The water use statistics the city of San Diego released today tell us one thing: How conservation went in January 2010 compared to the same month last year.

That gives us a limited picture of the city’s conservation efforts. The campaign to cut consumption was already underway last January — Mayor Jerry Sanders had been urging residents to conserve for almost two years by then. So while conservation may have slackened this year — citywide use was up 1.5 percent this January compared to last — city residents are still using less water than they have historically.

The best way to understand last month’s numbers is by comparing them to the same months in 2005-2007. That’s before conservation efforts began. The San Diego County Water Authority is using that timeframe as the baseline for the 8 percent mandatory cut that the city must comply with.

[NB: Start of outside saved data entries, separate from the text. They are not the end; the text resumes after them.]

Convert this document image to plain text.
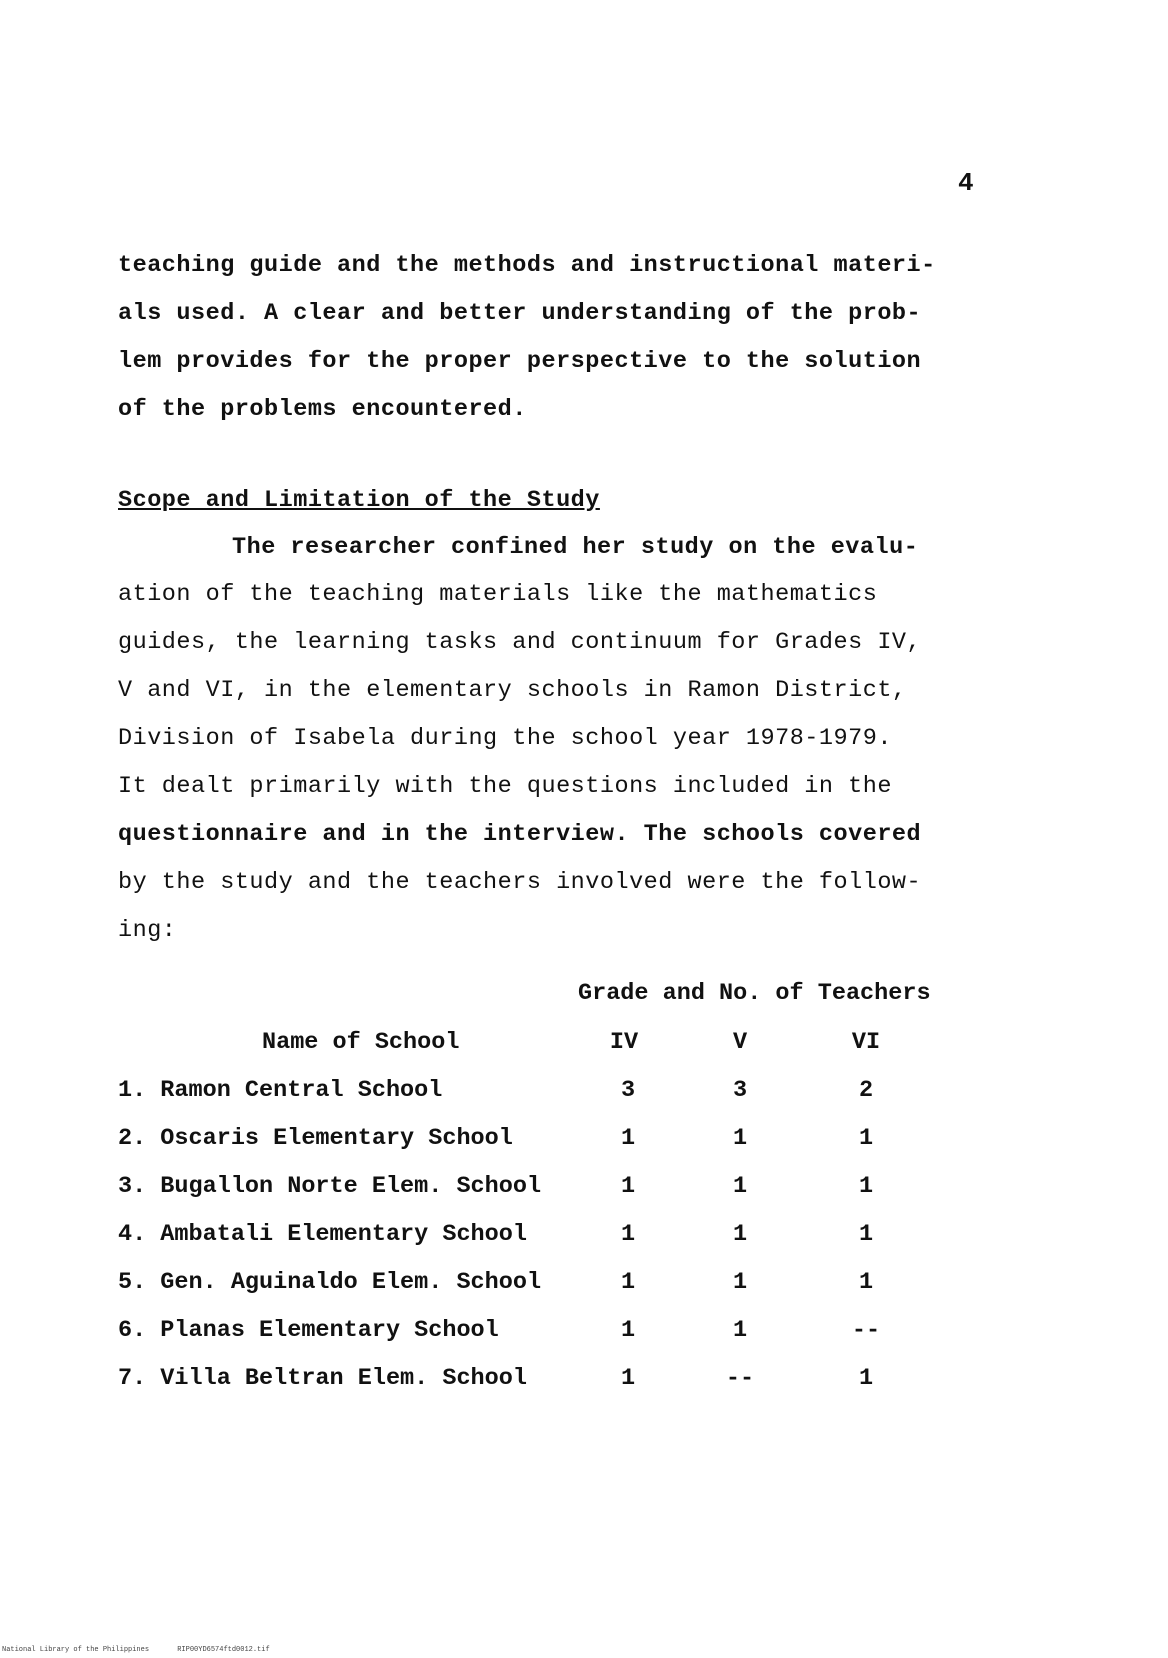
4
teaching guide and the methods and instructional materi-
als used. A clear and better understanding of the prob-
lem provides for the proper perspective to the solution
of the problems encountered.
Scope and Limitation of the Study
The researcher confined her study on the evalu-
ation of the teaching materials like the mathematics
guides, the learning tasks and continuum for Grades IV,
V and VI, in the elementary schools in Ramon District,
Division of Isabela during the school year 1978-1979.
It dealt primarily with the questions included in the
questionnaire and in the interview. The schools covered
by the study and the teachers involved were the follow-
ing:
Grade and No. of Teachers
Name of School	IV	V	VI
1. Ramon Central School	3	3	2
2. Oscaris Elementary School	1	1	1
3. Bugallon Norte Elem. School	1	1	1
4. Ambatali Elementary School	1	1	1
5. Gen. Aguinaldo Elem. School	1	1	1
6. Planas Elementary School	1	1	--
7. Villa Beltran Elem. School	1	--	1
National Library of the Philippines	RIP00YD6574ftd0012.tif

Using that comparison, citywide use was down 9.6 percent in January compared to the historic January average, according to figures the Mayor’s Office gave me this afternoon. Here’s how that breaks down:

  • Residential use was down 11 percent.
  • Business use was steady: It was up 1 percent.
  • Customers who have dedicated irrigation meters have cut consumption 26 percent.
  • The city government, the largest single user in San Diego, has cut its use 23 percent. So even though consumption increased this year compared to last year, it’s still much lower than it has been historically.

Also worth noting that January is a light water-use month anyway. Because it’s generally cool and rainy, demand is much lower than during hot summer months.